6. En second lieu, M. A... n'établit ni que les membres de sa famille qui résident en France ne pourraient pas lui rendre visite au Maroc, ni qu'il ne pourrait disposer dans ce pays, où il vivait depuis plusieurs années à la date de la décision contestée, de l'aide matérielle dont il a besoin dans sa vie quotidienne. Dans ces conditions, et eu égard à la menace pour l'ordre public que représente l'intéressé, la décision contestée ne porte pas au requérant une atteinte disproportionnée à son droit au respect de la vie privée et familiale au regard des buts de cette mesure. Par suite, le moyen tiré de la méconnaissance de l'article 8 de la convention européenne de sauvegarde des droits de l'homme et des libertés fondamentales, doit être écarté.
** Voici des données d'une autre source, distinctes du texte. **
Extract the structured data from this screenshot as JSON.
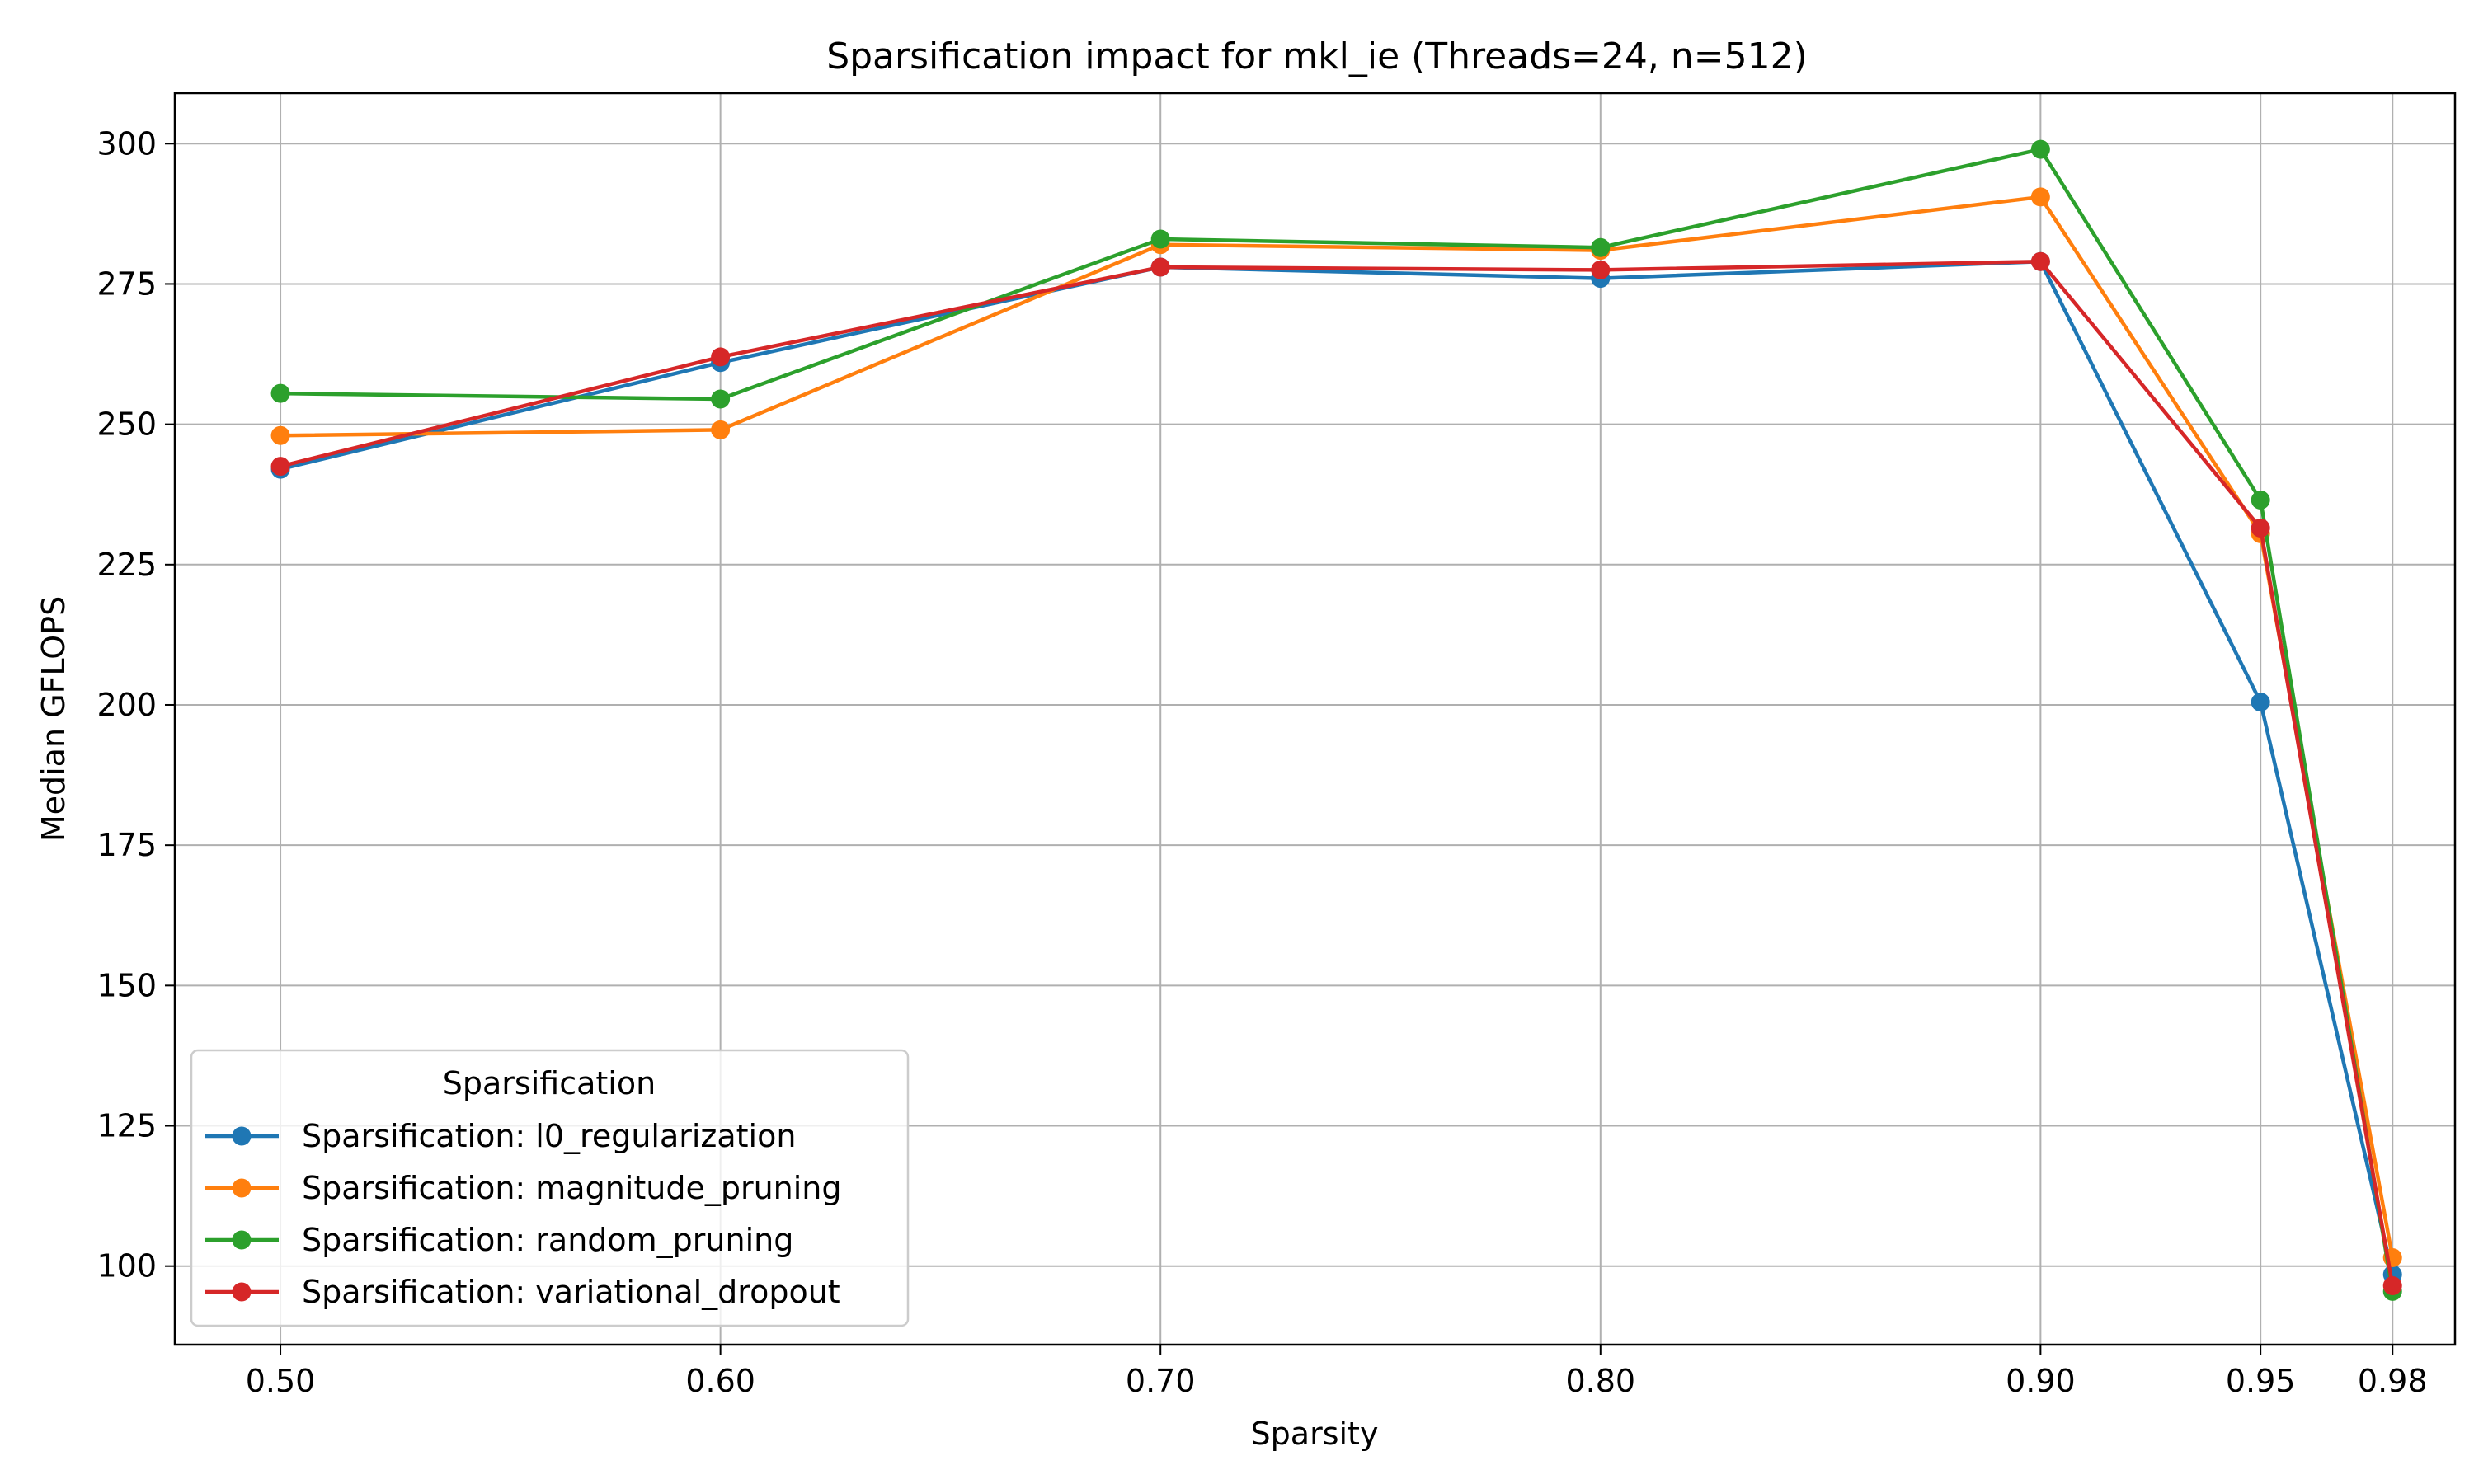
{
  "chart_data": {
    "type": "line",
    "title": "Sparsification impact for mkl_ie (Threads=24, n=512)",
    "xlabel": "Sparsity",
    "ylabel": "Median GFLOPS",
    "x": [
      0.5,
      0.6,
      0.7,
      0.8,
      0.9,
      0.95,
      0.98
    ],
    "x_tick_labels": [
      "0.50",
      "0.60",
      "0.70",
      "0.80",
      "0.90",
      "0.95",
      "0.98"
    ],
    "y_ticks": [
      100,
      125,
      150,
      175,
      200,
      225,
      250,
      275,
      300
    ],
    "xlim": [
      0.476,
      0.9942
    ],
    "ylim": [
      86,
      309
    ],
    "grid": true,
    "legend": {
      "title": "Sparsification",
      "placement": "lower-left"
    },
    "series": [
      {
        "name": "Sparsification: l0_regularization",
        "color": "#1f77b4",
        "values": [
          242,
          261,
          278,
          276,
          279,
          200.5,
          98.5
        ]
      },
      {
        "name": "Sparsification: magnitude_pruning",
        "color": "#ff7f0e",
        "values": [
          248,
          249,
          282,
          281,
          290.5,
          230.5,
          101.5
        ]
      },
      {
        "name": "Sparsification: random_pruning",
        "color": "#2ca02c",
        "values": [
          255.5,
          254.5,
          283,
          281.5,
          299,
          236.5,
          95.5
        ]
      },
      {
        "name": "Sparsification: variational_dropout",
        "color": "#d62728",
        "values": [
          242.5,
          262,
          278,
          277.5,
          279,
          231.5,
          96.5
        ]
      }
    ]
  }
}
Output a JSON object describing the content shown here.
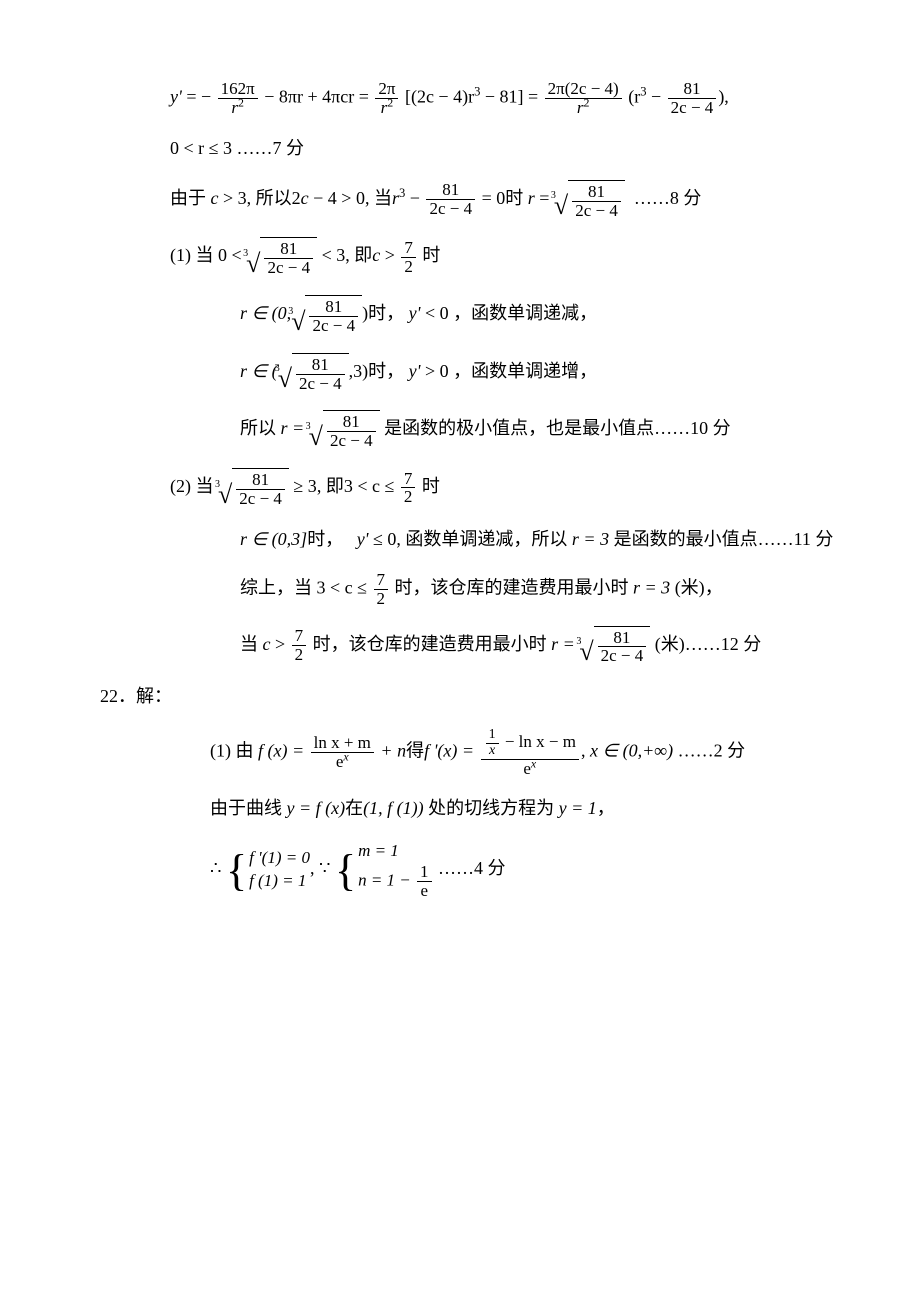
{
  "colors": {
    "text": "#000000",
    "background": "#ffffff"
  },
  "font": {
    "family": "Times New Roman / SimSun",
    "size_pt": 14
  },
  "labels": {
    "pts7": "……7 分",
    "pts8": "……8 分",
    "pts10": "……10 分",
    "pts11": "……11 分",
    "pts12": "……12 分",
    "pts2": "……2 分",
    "pts4": "……4 分",
    "q22": "22．解：",
    "fn_dec": "函数单调递减，",
    "fn_inc": "函数单调递增，",
    "case1_prefix": "(1) 当",
    "case2_prefix": "(2) 当",
    "when": "时",
    "when_comma": "时，",
    "by": "由于",
    "so": "所以",
    "therefore": "∴",
    "because": "∵",
    "combine": "综上，当",
    "store_min": "该仓库的建造费用最小时",
    "meter": "(米)",
    "min_point": "是函数的极小值点，也是最小值点",
    "fn_min_point": "是函数的最小值点",
    "tangent": "处的切线方程为",
    "curve": "由于曲线",
    "ie": "即",
    "at": "在",
    "get": "得",
    "item1": "(1) 由",
    "range_r": "0 < r ≤ 3"
  },
  "math": {
    "yprime": "y'",
    "r": "r",
    "c": "c",
    "x": "x",
    "m": "m",
    "n": "n",
    "e": "e",
    "eq0": "= 0",
    "lt0": "< 0",
    "gt0": "> 0",
    "le0": "≤ 0",
    "cgt3": "c > 3",
    "twoc4gt0": "2c − 4 > 0",
    "cube81": "81",
    "den2c4": "2c − 4",
    "lt3": "< 3",
    "ge3": "≥ 3",
    "cgt72": "c > ",
    "c_between": "3 < c ≤ ",
    "seven_two_num": "7",
    "seven_two_den": "2",
    "r_in_03": "r ∈ (0,3]",
    "r_eq_3": "r = 3",
    "pi": "π",
    "line1_a_num": "162π",
    "line1_a_den": "r",
    "line1_b": "− 8πr + 4πcr =",
    "line1_c_num": "2π",
    "line1_c_den": "r",
    "line1_d": "[(2c − 4)r",
    "line1_e": "− 81] =",
    "line1_f_num": "2π(2c − 4)",
    "line1_f_den": "r",
    "line1_g": "(r",
    "line1_h": "−",
    "line1_i_num": "81",
    "line1_i_den": "2c − 4",
    "line1_j": "),",
    "r3minus": "r",
    "fprime1_0": "f '(1) = 0",
    "f1_1": "f (1) = 1",
    "m_1": "m = 1",
    "n_eq": "n = 1 − ",
    "one": "1",
    "e_den": "e",
    "fx": "f (x) =",
    "lnxm_num": "ln x + m",
    "ex_den": "e",
    "plus_n": "+ n",
    "fpx": "f '(x) =",
    "fpx_num_top": "1",
    "fpx_num_bot": "x",
    "fpx_num_rest": "− ln x − m",
    "x_in": "x ∈ (0,+∞)",
    "yfx": "y = f (x)",
    "at_pt": "(1, f (1))",
    "y1": "y = 1",
    "r_in_open": "r ∈ (0,",
    "r_in_open2": "r ∈ (",
    "close_paren": ")",
    "comma3_close": ",3)",
    "r_eq": "r ="
  }
}
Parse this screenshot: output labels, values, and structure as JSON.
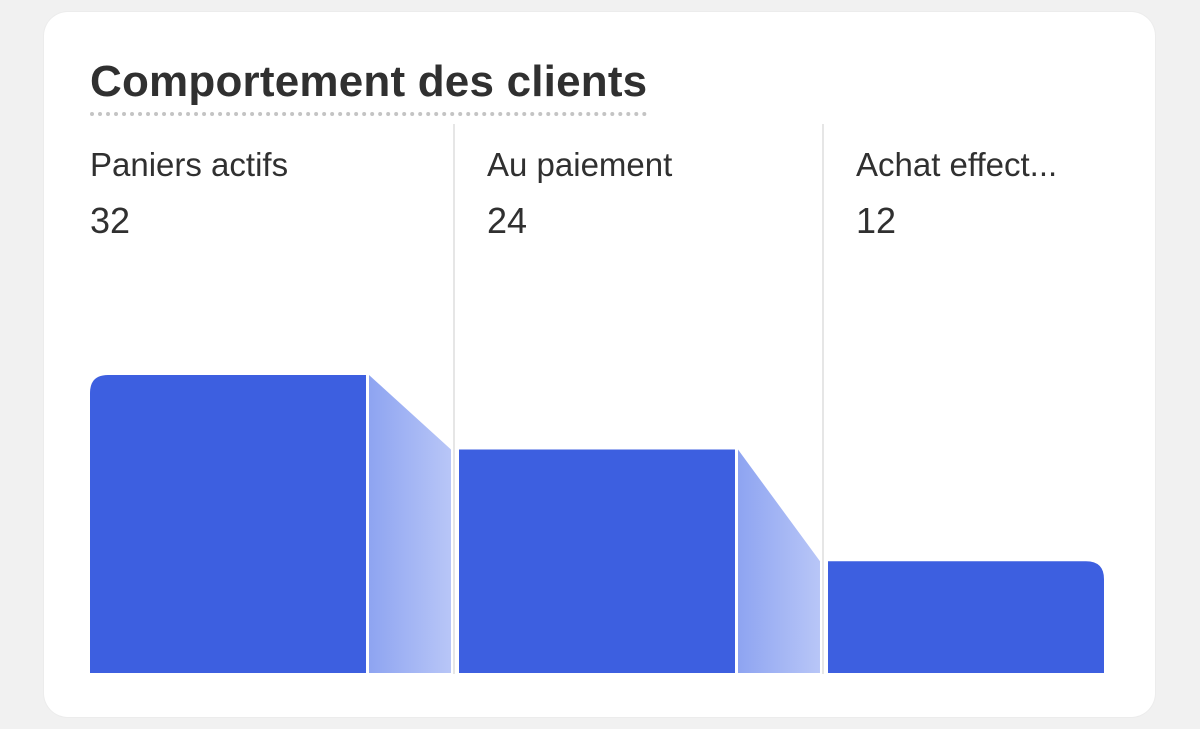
{
  "card": {
    "title": "Comportement des clients"
  },
  "colors": {
    "bar": "#3d5fe0",
    "connector_from": "#8ea4f1",
    "connector_to": "#b8c6f7",
    "divider": "#e6e6e6"
  },
  "chart_data": {
    "type": "bar",
    "subtype": "funnel",
    "title": "Comportement des clients",
    "categories": [
      "Paniers actifs",
      "Au paiement",
      "Achat effect..."
    ],
    "values": [
      32,
      24,
      12
    ],
    "value_labels": [
      "32",
      "24",
      "12"
    ],
    "grid": false,
    "legend": "none"
  }
}
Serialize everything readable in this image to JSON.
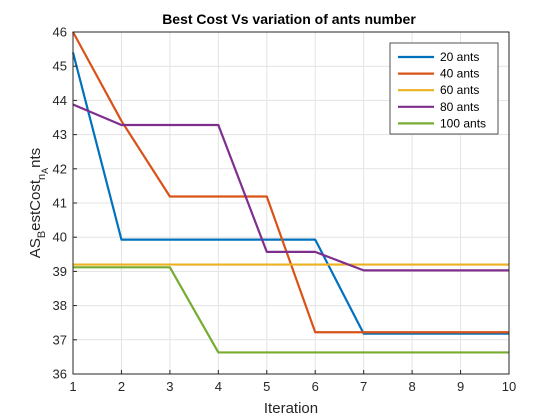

7. Il résulte de ce qui précède, et sans qu'il soit besoin de se prononcer sur la demande de substitution de motifs présentée par le ministre de l'intérieur, que M. A... n'est pas fondé à soutenir que c'est à tort que, par le jugement attaqué, le tribunal administratif de Nantes a rejeté la demande. Par voie de conséquence, ses conclusions à fin d'injonction sous astreinte ainsi que celles tendant à l'application des dispositions de l'article L. 761-1 du code de justice administrative doivent être rejetées.

DÉCIDE :

Article 1er : La requête de M. A... est rejetée.

Article 2 : Le présent arrêt sera notifié à M. B... A... et au ministre de l'intérieur.

Délibéré après l'audience du 15 novembre 2021, à laquelle siégeaient :

- M. Francfort, président de chambre,

- Mme Buffet, présidente-assesseure,

- M. Frank, premier conseiller.

Rendu public par mise à disposition au greffe le 30 novembre 2021.

Le rapporteur,

A. FRANKLe président,

J. FRANCFORT

Le greffier,

C. GOY

La République mande et ordonne au ministre de l'intérieur en ce qui le concerne, et à tous huissiers de justice à ce requis en ce qui concerne les voies de droit commun contre les parties privées, de pourvoir à l'exécution de la présente décision.

4

N° 20NT02983


Synthèse
Tribunal : Cour administrative d'appel de Nantes
Formation : 5ème chambre
Numéro d'arrêt : 20NT02983
Date de la décision : 30/11/2021
Type d'affaire : Administrative
Type de recours : Excès de pouvoir

Composition du Tribunal
Président : M. FRANCFORT
Rapporteur ?: M. Alexis FRANK
Rapporteur public ?: M. MAS
Avocat(s) : SCP COUDERC-ZOUINE

Origine de la décision
Date de l'import : 07/12/2021
Fonds documentaire ?: Legifrance
Identifiant URN:LEX : urn:lex;fr;cour.administrative.appel.nantes;arret;2021-11-30;20nt02983 ?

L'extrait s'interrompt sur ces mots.